Ön savunmanın ardından Yargıtay Cumhuriyet Başsavcısı Bekir Şahin, esas
hakkındaki görüşünü sunacak. Bu görüş HDP'ye gönderilecek. Daha sonra
belirlenecek bir tarihte Başsavcı Şahin sözlü açıklama, HDP yetkilileri de
sözlü savunma yapacak.
Bütün bu sürecin ardından davaya ilişkin bilgi, belgeleri toplayacak raportör
esas hakkındaki raporunu hazırlayacak. Bu işlemler sürerken, gerek Yargıtay
Cumhuriyet Başsavcılığı gerekse davalı HDP ek delil veya yazılı ek savunma
verebilecek.
Raporun Anayasa Mahkemesi üyelerine dağıtılmasının ardından Başkan Zühtü
Arslan toplantı için bir gün belirleyecek, üyeler belirlenen günde bir araya
gelerek kapatma istemini esastan görüşmeye başlayacak.

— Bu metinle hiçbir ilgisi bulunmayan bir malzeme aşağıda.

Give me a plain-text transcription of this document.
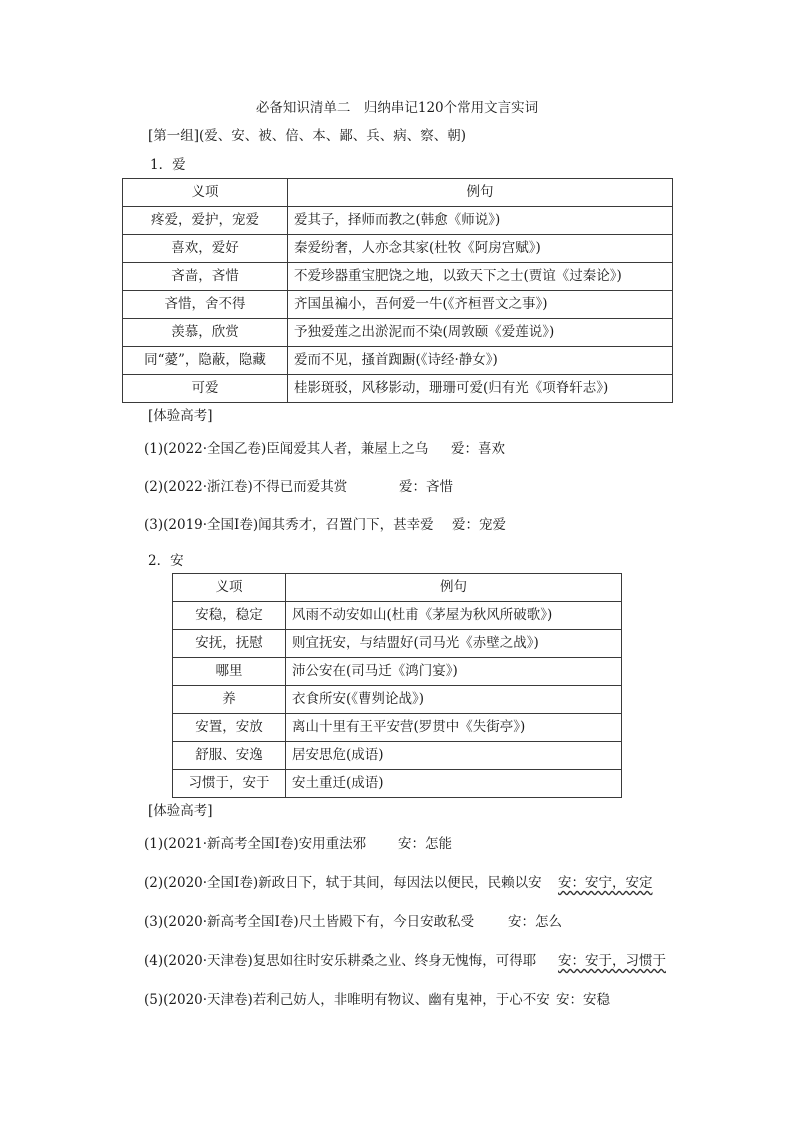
必备知识清单二　归纳串记120个常用文言实词
[第一组](爱、安、被、倍、本、鄙、兵、病、察、朝)
1．爱
义项	例句
疼爱，爱护，宠爱	爱其子，择师而教之(韩愈《师说》)
喜欢，爱好	秦爱纷奢，人亦念其家(杜牧《阿房宫赋》)
吝啬，吝惜	不爱珍器重宝肥饶之地，以致天下之士(贾谊《过秦论》)
吝惜，舍不得	齐国虽褊小，吾何爱一牛(《齐桓晋文之事》)
羡慕，欣赏	予独爱莲之出淤泥而不染(周敦颐《爱莲说》)
同“薆”，隐蔽，隐藏	爱而不见，搔首踟蹰(《诗经·静女》)
可爱	桂影斑驳，风移影动，珊珊可爱(归有光《项脊轩志》)
[体验高考]
(1)(2022·全国乙卷)臣闻爱其人者，兼屋上之乌 爱：喜欢
(2)(2022·浙江卷)不得已而爱其赏	爱：吝惜
(3)(2019·全国Ⅰ卷)闻其秀才，召置门下，甚幸爱 爱：宠爱
2．安
义项	例句
安稳，稳定	风雨不动安如山(杜甫《茅屋为秋风所破歌》)
安抚，抚慰	则宜抚安，与结盟好(司马光《赤壁之战》)
哪里	沛公安在(司马迁《鸿门宴》)
养	衣食所安(《曹刿论战》)
安置，安放	离山十里有王平安营(罗贯中《失街亭》)
舒服、安逸	居安思危(成语)
习惯于，安于	安土重迁(成语)
[体验高考]
(1)(2021·新高考全国Ⅰ卷)安用重法邪 安：怎能
(2)(2020·全国Ⅰ卷)新政日下，轼于其间，每因法以便民，民赖以安 安：安宁，安定
(3)(2020·新高考全国Ⅰ卷)尺土皆殿下有，今日安敢私受	安：怎么
(4)(2020·天津卷)复思如往时安乐耕桑之业、终身无愧悔，可得耶 安：安于，习惯于
(5)(2020·天津卷)若利己妨人，非唯明有物议、幽有鬼神，于心不安 安：安稳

HDP hakkındaki kapatma davasını 15 kişiden oluşan Anayasa Mahkemesi heyeti
karara bağlayacak.
Siyasi parti kapatma davası sonucunda verilen karar, Yargıtay Cumhuriyet
Başsavcısı ile ilgili siyasi partiye tebliğ edilecek ve Resmi Gazete'de
yayımlanacak.
HDP'nin kapatılması istemiyle daha önce AYM'ye yapılan başvuru, iddianamede
bulunan eksikler gerekçe gösterilerek iade edilmişti.